Herr Gaber, welches wissenschaftliche Potenzial birgt Ihre Firma?Â
Entwicklungspartnerschaften für individualisierten Digitaldruck, Weiterverarbeitung und Buchbindung für Unikate sowie Software-Entwicklung für Online-Print-Portale im Geschäfts- und Endkundenbereich.
Durch Kooperation mit den führenden Maschinenherstellern HP Indigo im Bereich Digitaldruck und HORIZON in der Buch-Klebebindung steht infowerk an der Spitze der Entwicklung. In einem wechselseitigen Prozess liefert unser Unternehmen Wissen aus der Praxis und nutzt die Umsetzung desselben wiederum für die Praxis.
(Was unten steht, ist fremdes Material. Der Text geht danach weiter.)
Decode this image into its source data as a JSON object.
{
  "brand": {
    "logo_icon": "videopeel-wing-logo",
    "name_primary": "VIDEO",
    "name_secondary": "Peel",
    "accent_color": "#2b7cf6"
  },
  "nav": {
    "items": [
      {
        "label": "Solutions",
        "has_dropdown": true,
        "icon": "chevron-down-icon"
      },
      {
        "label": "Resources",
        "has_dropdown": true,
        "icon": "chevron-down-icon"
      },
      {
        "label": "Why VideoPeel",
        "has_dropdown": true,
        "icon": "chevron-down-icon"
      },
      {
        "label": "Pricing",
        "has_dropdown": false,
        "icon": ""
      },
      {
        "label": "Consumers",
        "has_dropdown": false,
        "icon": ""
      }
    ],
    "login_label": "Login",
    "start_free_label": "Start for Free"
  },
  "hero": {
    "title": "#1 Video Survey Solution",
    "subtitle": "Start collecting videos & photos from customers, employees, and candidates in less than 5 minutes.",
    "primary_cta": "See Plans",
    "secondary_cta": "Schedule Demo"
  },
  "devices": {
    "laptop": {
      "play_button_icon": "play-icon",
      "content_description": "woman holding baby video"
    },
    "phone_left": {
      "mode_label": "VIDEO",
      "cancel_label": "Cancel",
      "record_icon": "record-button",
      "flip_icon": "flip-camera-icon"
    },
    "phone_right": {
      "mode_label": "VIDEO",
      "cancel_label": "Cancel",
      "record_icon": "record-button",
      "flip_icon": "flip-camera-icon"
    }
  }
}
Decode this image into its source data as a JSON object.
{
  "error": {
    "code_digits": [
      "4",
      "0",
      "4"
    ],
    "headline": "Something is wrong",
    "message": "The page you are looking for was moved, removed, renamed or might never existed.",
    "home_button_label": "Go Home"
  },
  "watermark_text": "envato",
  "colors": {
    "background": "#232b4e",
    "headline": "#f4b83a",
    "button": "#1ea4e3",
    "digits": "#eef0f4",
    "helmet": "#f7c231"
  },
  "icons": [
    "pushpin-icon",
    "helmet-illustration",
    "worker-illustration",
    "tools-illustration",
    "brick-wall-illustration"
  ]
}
Neben den Impulsen für die Druckindustrie eröffnet dieser Austausch eine Win-Win-Situation für Kunde und Lieferant.Â
Im Rahmen der langjährigen Entwicklung webbasierter Drucksoftware fand eine Zusammenarbeit mit dem Fachbereich Digitale Medien der Fachhochschule Furtwangen statt. Thema war digitales Bilddaten-Management mit Schwerpunkt webbasierte Bildbearbeitung und -personalisierung. Die Ergebnisse dieses Projekts flossen in die laufende Arbeit der Entwicklungsabteilung der infowerk ag ein.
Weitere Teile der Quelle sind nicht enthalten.